Transcreverei alguns poemas de Augusto dos Anjos e de Mallarmé em que imagens wagnerianas fornecem o norte para a contemplação estética de quem os lê. Augusto dos Anjos escreveu dois poemas com imagens wagnerianas: “Numa Forja” e “O Canto dos Presos”. A forja é uma imagem constante na poética sonora de Wagner e “Numa Forja”, além da associação imagética, temos também Augusto dos Anjos emulando o estilo aliterativo wagneriano:
“Como que a forja tétrica
Num estridor de estrago
Executava em lúgubre crescendo
A antífona assimétrica
E o incompreensível wagnerismo aziago
De seu destino horrendo!”
Além do termo “wagnerismo”, outros, ligados à música, também surgem: “crescendo” e “antífona”. E também: essa estrofe contém aliterações múltiplas, estilo característico da escrita poética de Wagner: “Como que a forja tétrica / Num estridor de estrago”
No “Canto dos Presos” lemos: “No wagnerismo desses sons confusos”. Ao colocar em um mesmo verso “wagnerismo” e “confusos”, dos Anjos reproduz parte do pensamento que se tinha sobre a música wagneriana: caótica, barulhenta e carente de melodias.

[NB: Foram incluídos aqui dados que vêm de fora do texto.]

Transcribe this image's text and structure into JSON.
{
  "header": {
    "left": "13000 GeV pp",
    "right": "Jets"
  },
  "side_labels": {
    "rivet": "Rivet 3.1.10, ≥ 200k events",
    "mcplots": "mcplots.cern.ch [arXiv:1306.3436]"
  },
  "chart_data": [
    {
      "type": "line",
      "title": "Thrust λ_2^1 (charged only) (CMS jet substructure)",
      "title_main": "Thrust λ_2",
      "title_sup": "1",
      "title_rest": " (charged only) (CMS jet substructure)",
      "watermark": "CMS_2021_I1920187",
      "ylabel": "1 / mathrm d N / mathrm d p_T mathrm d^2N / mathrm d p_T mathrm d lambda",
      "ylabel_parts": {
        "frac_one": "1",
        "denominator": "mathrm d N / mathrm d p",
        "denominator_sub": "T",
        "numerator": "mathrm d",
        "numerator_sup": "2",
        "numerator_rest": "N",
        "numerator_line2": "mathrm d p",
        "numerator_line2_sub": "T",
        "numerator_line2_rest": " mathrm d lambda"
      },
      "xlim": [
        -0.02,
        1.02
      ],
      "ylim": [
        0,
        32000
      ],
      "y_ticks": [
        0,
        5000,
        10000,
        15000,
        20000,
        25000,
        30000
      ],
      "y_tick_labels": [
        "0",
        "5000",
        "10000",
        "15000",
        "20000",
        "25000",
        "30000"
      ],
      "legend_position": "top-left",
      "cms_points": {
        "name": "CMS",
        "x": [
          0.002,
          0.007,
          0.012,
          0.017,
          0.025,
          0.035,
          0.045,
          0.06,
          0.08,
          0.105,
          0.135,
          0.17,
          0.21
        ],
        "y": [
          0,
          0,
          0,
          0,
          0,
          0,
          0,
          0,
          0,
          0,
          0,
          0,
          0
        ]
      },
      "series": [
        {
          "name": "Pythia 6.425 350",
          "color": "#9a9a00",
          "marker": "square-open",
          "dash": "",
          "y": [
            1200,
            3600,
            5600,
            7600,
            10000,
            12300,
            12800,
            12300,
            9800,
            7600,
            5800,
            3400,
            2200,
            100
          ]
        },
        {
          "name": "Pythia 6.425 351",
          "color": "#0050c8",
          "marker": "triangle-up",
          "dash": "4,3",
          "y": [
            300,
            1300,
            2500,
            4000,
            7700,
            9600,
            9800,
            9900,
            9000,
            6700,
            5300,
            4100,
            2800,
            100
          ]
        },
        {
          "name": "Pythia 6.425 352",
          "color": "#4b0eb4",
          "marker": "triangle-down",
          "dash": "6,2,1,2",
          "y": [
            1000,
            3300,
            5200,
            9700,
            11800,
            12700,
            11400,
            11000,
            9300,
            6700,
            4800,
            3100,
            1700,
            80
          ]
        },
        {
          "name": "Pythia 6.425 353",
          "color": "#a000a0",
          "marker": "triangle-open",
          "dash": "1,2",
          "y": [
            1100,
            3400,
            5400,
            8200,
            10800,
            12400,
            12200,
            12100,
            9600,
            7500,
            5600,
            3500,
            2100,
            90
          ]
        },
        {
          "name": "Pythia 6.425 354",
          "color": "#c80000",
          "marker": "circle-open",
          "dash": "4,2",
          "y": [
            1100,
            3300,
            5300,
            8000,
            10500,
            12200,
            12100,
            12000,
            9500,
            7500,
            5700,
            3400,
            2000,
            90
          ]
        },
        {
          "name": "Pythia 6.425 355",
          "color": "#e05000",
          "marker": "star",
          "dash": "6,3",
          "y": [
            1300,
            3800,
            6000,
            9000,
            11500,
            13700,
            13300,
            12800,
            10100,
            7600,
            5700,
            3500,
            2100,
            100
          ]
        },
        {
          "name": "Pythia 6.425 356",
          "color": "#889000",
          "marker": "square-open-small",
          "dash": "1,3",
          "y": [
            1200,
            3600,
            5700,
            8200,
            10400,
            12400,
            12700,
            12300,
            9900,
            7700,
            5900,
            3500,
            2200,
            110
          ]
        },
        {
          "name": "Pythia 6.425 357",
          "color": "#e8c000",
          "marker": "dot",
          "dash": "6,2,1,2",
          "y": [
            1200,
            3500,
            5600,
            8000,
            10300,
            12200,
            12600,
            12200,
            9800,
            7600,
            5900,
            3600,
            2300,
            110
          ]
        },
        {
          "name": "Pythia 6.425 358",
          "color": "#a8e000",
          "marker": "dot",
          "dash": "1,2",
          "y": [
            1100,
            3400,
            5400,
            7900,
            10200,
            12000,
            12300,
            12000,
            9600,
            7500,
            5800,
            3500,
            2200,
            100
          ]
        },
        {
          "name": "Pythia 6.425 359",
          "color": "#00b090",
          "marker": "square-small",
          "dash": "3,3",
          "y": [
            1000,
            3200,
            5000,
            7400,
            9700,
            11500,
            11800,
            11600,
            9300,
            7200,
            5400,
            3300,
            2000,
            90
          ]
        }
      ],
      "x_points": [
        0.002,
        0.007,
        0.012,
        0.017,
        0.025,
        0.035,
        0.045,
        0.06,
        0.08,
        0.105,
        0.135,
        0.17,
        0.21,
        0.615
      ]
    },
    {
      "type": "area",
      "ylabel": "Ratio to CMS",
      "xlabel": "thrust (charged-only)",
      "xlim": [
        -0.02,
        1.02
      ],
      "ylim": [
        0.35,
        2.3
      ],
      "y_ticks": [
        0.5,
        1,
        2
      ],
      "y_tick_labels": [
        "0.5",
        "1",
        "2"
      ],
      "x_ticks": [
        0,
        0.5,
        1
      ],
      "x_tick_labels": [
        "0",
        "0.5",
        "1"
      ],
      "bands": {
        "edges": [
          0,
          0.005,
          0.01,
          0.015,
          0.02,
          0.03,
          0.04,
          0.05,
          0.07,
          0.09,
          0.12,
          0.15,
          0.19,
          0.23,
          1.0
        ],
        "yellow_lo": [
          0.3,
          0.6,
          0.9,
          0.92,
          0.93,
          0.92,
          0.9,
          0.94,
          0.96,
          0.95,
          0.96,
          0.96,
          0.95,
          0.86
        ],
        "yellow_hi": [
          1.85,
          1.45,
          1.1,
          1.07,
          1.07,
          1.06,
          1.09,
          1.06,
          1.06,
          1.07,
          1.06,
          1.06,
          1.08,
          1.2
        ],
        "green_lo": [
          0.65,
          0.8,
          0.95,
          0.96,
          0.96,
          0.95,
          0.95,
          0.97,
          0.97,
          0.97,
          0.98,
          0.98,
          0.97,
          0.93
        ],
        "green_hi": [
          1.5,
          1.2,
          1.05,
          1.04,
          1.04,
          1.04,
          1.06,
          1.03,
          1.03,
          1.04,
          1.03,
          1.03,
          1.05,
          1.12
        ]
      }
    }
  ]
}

E, para terminar, um soneto de Mallarmé. Sobre este soneto escreverei um outro artigo.
Pois é preciso a morte para saber o Mistério
Silêncio de um tecido em seda cinerário
Mais que uma só dobra pode desdobrar
Sobre o móvel que a queda de um grande pilar
Derroca com a memória em estado precário.
O nosso antigo embate triunfal do glossário
Em cifras, hieróglifos de que o milhar
Se ergue a ressoar com a asa um fremir familiar!
Guardem-no, para mim, melhor, no armário.
Do ridente fragor original odiado
Por entre as claridades mestras viu-se alçado
Até um adro nascido para simulacro,
Trompas fortes de braço ouro sobre velinos,
Richard Wagner, o Deus, a irradiar ritual sacro
Que a tinta mal cala em soluços sibilinos.